In enabling these conversations, digital media is allowing people to develop a new vocabulary for pan-Africanism. These technologies make it possible for people to connect much faster than a mailed newsletter or a meeting in another country. New media has an intense multiplier effect. The phenomenon of something trending – whereby thousands of people signal their interest in a single subject – invites others to participate too and attracts media attention. Sharing a story makes it more likely that it will be shared further and covered on the 7 o’clock news.
As journalists are suppressed, new media can also fills an important gap. In Uganda, for instance, journalists covering the #FreeBobiWine protests have been threatened and there were none present when security forces arrested all the occupants of an office building in Kampala. A video made by a Twitter user, however, alerted the public that the arbitrary detention was underway. When a Reuters photojournalist was beaten on the streets, the only reason the story was told was that someone took a video and posted it online. There is a palpable connection between the witnessing of oppression that social media makes possible and the increased courage of witnesses calling out their oppressors.

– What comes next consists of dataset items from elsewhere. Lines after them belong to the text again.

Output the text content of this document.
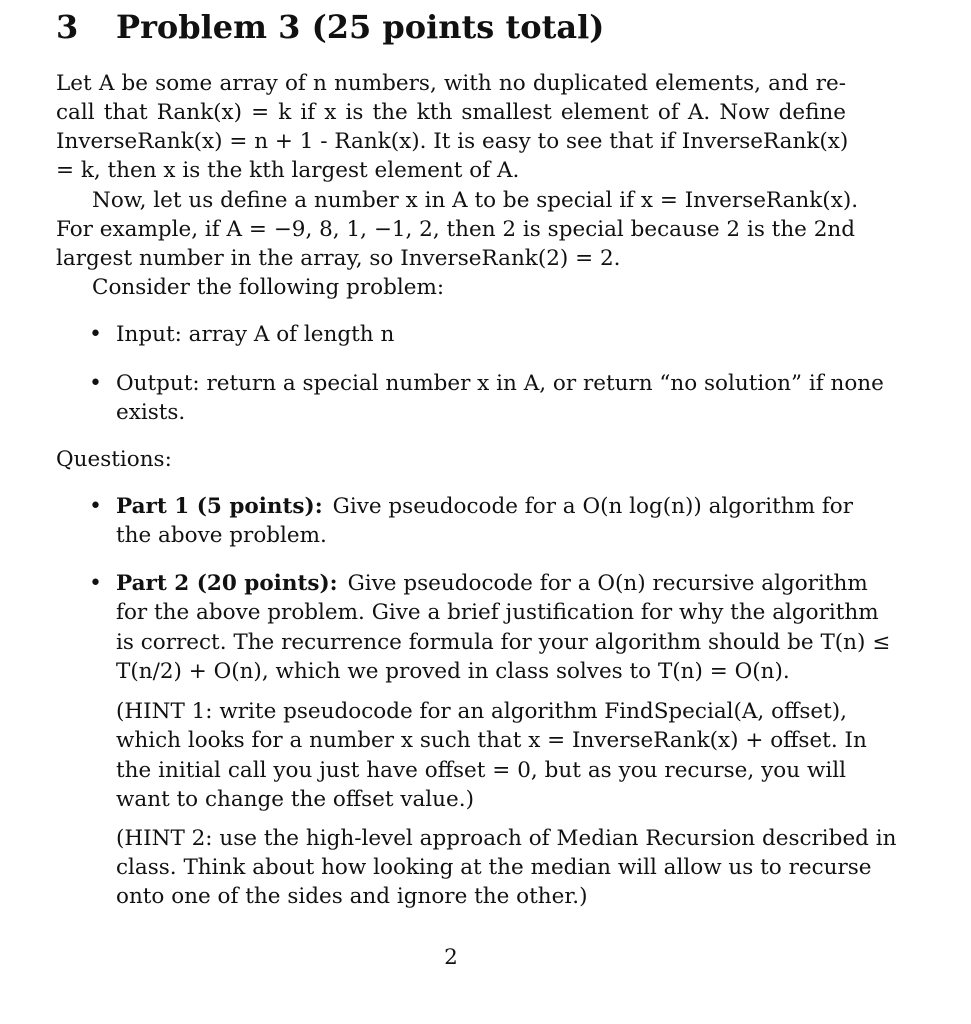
3 Problem 3 (25 points total)
Let A be some array of n numbers, with no duplicated elements, and re-
call that Rank(x) = k if x is the kth smallest element of A. Now define
InverseRank(x) = n + 1 - Rank(x). It is easy to see that if InverseRank(x)
= k, then x is the kth largest element of A.
Now, let us define a number x in A to be special if x = InverseRank(x).
For example, if A = −9, 8, 1, −1, 2, then 2 is special because 2 is the 2nd
largest number in the array, so InverseRank(2) = 2.
Consider the following problem:
• Input: array A of length n
• Output: return a special number x in A, or return “no solution” if none
exists.
Questions:
• Part 1 (5 points): Give pseudocode for a O(n log(n)) algorithm for
the above problem.
• Part 2 (20 points): Give pseudocode for a O(n) recursive algorithm
for the above problem. Give a brief justification for why the algorithm
is correct. The recurrence formula for your algorithm should be T(n) ≤
T(n/2) + O(n), which we proved in class solves to T(n) = O(n).
(HINT 1: write pseudocode for an algorithm FindSpecial(A, offset),
which looks for a number x such that x = InverseRank(x) + offset. In
the initial call you just have offset = 0, but as you recurse, you will
want to change the offset value.)
(HINT 2: use the high-level approach of Median Recursion described in
class. Think about how looking at the median will allow us to recurse
onto one of the sides and ignore the other.)
2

[Bobi Wine: Why the Ugandan regime is so rattled by the popular musician]
Changing realities on the ground
Of course, it is easy to over-romanticise or overstate the value of these developments. The solidarity for Bobi Wine has a lot to do with his popularity as a musician. The others who were arrested in Arua alongside him – those who have not played huge shows in Nairobi and Dar es Salaam – have not received the same attention. It is also worth noting that the people we see online are a subset of a subset of East Africans – those who have Internet, and who use it to access social media. A trending topic on Twitter is not a movement, but an indicator of political sentiment.
Still, something important is happening through this online activism. Take, for instance, the unravelling of the deference culture in Ugandan politics. Uganda is one of the youngest countries in the world and the 74-year-old President Museveni has a habit of referring to voters as his grandchildren. Ten or twenty years ago, it would have been unfathomable that young people would publicly talk back to a self-declared elder. But in 2018, responses to Museveni’s official Twitter handle and Facebook page are saturated with demands to #FreeBobiWine. That loss of deference matters and is slowly seeping offline as people become more combative and less quiescent.
[Generation gap: What #FreeBobiWine tells us about Ugandan politics]
The import of these developments is often lost in the fog of conversations about social media’s negative impact on politics in the West. To be sure, it isn’t all rosy. Social media is an outlet for hate speech even in Africa. A recent study in Germany found that “wherever per-person Facebook use rose to one standard deviation above the national average, attacks on refugees increased by about 50 percent”. Last year, a UN report cited Facebook as a major factor in violence against the Rohignya in Myanmar.
Groups of urban youth in Africa tweeting about one man’s arbitrary arrest can seem minuscule in the shadow of such issues. But it is clear that the #FreeBobiWine movement has already had an impact on the reality on the ground. It is one of an increasing number of such incidents. And it matters a great deal for African politics that Kenyans are speaking up so loudly for a Ugandan cause, as Congolese have for Togolese, Nigerians for Zimbabweans, and so on.
The hope is that these new pan-Africanists will also now be part of the process of improving online communities so that the gains of this movement-building are not lost.